Quantitative studies providing data on the motivating factors and/or barriers towards exercise participation among patients with severe mental disorders were eligible [63]. A meta-analysis showed significant positive effects of motivational interviewing (MI), a conversation technique used to explore and resolve ambivalence, on increasing participation in PA [16]. Importantly, as potential motivators, meta-analyses showed that 91% of individuals with severe mental illness endorsed “improving health” as a reason for exercise [63]. The other most common reasons for PA included losing weight (83%), “improving mood” (81%) and “reducing stress” (78%). Low mood and stress were identified as the most prevalent barriers towards exercise (61% of patients), followed by “lack of support” (50%).

Providing patients with professional support to identify and achieve their exercise goals may enable them to overcome psychological barriers [49,64,65]. Moreover, individually tailored exercise programs, matched to participants’ preferred intensity, along with motivational support, were shown to be more effective in reducing symptoms of mental disorders than regular exercise programs without motivational components [16,66–68]. Studies also show that exercise improves physical health, body image, coping strategies for stress, and QoL in individuals with mental disorders, but also increases their overall levels of PA [15,41,43,69]. Interestingly, these studies showed that exercise itself has a positive effect on increasing overall levels of PA [42,70].

Synthesis

The relationship between CVD and mental health is inherently bidirectional, characterized by a complex interplay where mental disorders serve as both independent risk factors for the onset of CVD and frequent biopsychological consequences of cardiac events. A critical mediator in this relationship is the reduction in PA often observed among individuals with mental disorders, which substantially contributes to an elevated cardiovascular risk profile [71–73]. Consequently, the promotion of PA and structured exercise is of paramount clinical importance for this population [18]. Evidence consistently demonstrates that adherence to PA recommendations not only enhances mental well-being and QoL but also significantly reduces long-term CVD-related morbidity and premature mortality. To optimize outcomes, exercise programs should be designed to include individualized and motivational support, as these components are particularly effective in alleviating symptoms of mental disorders and fostering sustained behavioral change. Integrating such interventions into standard care is essential for mitigating the health disparities faced by patients at the intersection of cardiovascular and mental health [73,74].

Key Recommendations for Clinical Practice

Integrated diagnosis and management

Clinicians should consistently screen for, diagnose, and treat mental disorders in individuals with CVD to address the psychological dimensions of cardiac care.

Comprehensive patient assessment

It is essential to systematically assess the mental health status of patients alongside their PA levels and exercise habits.

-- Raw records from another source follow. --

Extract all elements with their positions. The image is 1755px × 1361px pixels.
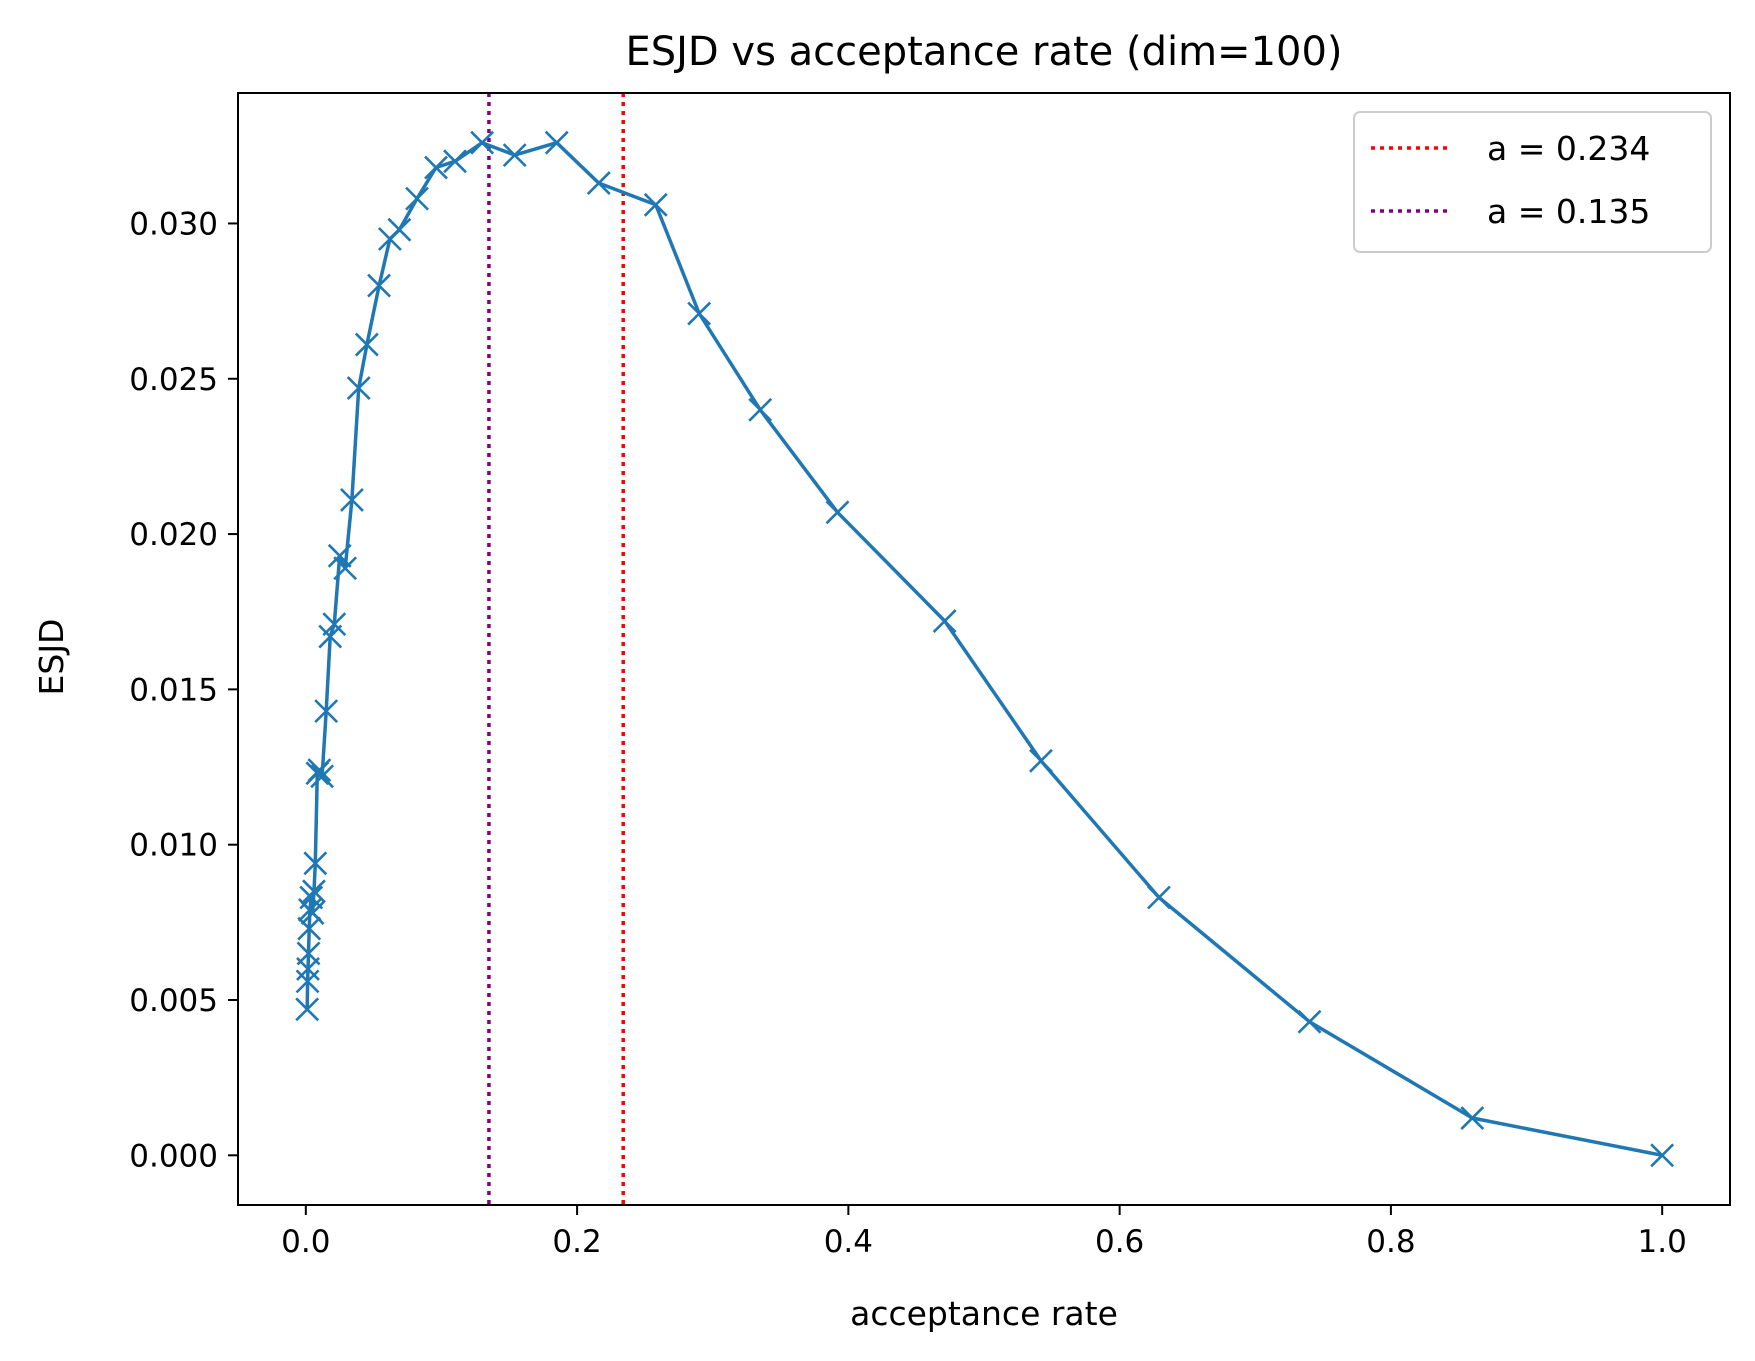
data-point-8 <box>302 879 326 904</box>
data-point-25 <box>424 155 448 180</box>
data-point-20 <box>354 332 379 357</box>
data-point-32 <box>687 301 712 326</box>
chart-title: ESJD vs acceptance rate (dim=100) <box>625 29 1342 75</box>
x-tick-label-3: 0.6 <box>1095 1224 1144 1260</box>
data-point-4 <box>297 916 322 941</box>
data-point-36 <box>1029 748 1053 773</box>
y-axis-label: ESJD <box>32 619 71 696</box>
legend-label-0: a = 0.234 <box>1487 129 1650 168</box>
data-point-31 <box>643 192 668 217</box>
data-point-15 <box>322 612 347 637</box>
data-point-30 <box>586 171 611 195</box>
data-point-9 <box>303 851 328 876</box>
x-tick-label-4: 0.8 <box>1366 1224 1415 1260</box>
data-point-29 <box>544 130 569 155</box>
data-point-38 <box>1297 1009 1322 1034</box>
data-point-28 <box>502 143 527 168</box>
data-point-33 <box>748 397 773 422</box>
data-point-17 <box>333 556 358 581</box>
data-point-37 <box>1147 885 1171 910</box>
y-tick-label-3: 0.015 <box>129 672 218 708</box>
data-point-18 <box>340 487 364 512</box>
legend-label-1: a = 0.135 <box>1487 192 1650 231</box>
data-point-34 <box>825 500 850 525</box>
y-tick-label-1: 0.005 <box>129 983 218 1019</box>
data-point-35 <box>932 609 957 633</box>
y-tick-label-5: 0.025 <box>129 362 218 398</box>
x-tick-label-1: 0.2 <box>552 1224 601 1260</box>
data-point-12 <box>310 764 335 789</box>
x-tick-label-2: 0.4 <box>824 1224 873 1260</box>
data-point-16 <box>327 543 352 568</box>
data-point-26 <box>443 149 467 174</box>
data-point-21 <box>367 273 391 298</box>
y-tick-label-6: 0.030 <box>129 206 218 242</box>
data-point-40 <box>1650 1143 1675 1168</box>
x-tick-label-5: 1.0 <box>1638 1224 1687 1260</box>
x-tick-label-0: 0.0 <box>281 1224 330 1260</box>
data-point-11 <box>307 758 332 783</box>
data-point-7 <box>300 901 325 925</box>
plot-area: 0.0 0.2 0.4 0.6 0.8 1.0 0.000 0.005 0.010 0.015 0.… <box>129 92 1731 1260</box>
data-point-39 <box>1460 1106 1485 1130</box>
data-point-3 <box>296 941 321 966</box>
y-tick-label-2: 0.010 <box>129 828 218 864</box>
data-point-0 <box>295 997 320 1022</box>
y-tick-label-0: 0.000 <box>129 1138 218 1174</box>
axes-frame <box>237 92 1731 1206</box>
data-point-27 <box>470 130 495 155</box>
legend: a = 0.234 a = 0.135 <box>1353 111 1712 253</box>
x-axis-label: acceptance rate <box>850 1294 1118 1333</box>
data-point-23 <box>387 217 412 242</box>
y-tick-label-4: 0.020 <box>129 517 218 553</box>
data-point-24 <box>405 186 429 211</box>
data-point-19 <box>346 376 371 401</box>
data-point-13 <box>314 699 339 724</box>
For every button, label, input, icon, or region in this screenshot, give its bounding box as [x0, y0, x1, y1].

Early cardiovascular screening

Individuals diagnosed with significant mental disorders should undergo regular cardiovascular screening – including blood pressure monitoring, lipid profiling, and glucose testing – starting at an earlier age than the general population.

Exercise as a therapeutic intervention

PA and structured exercise should be prescribed as primary interventions to improve mental health outcomes, reduce long-term CVD-related morbidity, and mitigate the risk of premature mortality.

Supervised and motivational support

Exercise programs should adopt a multidisciplinary approach that incorporates clinical supervision and motivational support. Such programs should be integrated as part of basic cardiac care in the treatment of CVD and is also becoming increasingly established as part of standard treatment.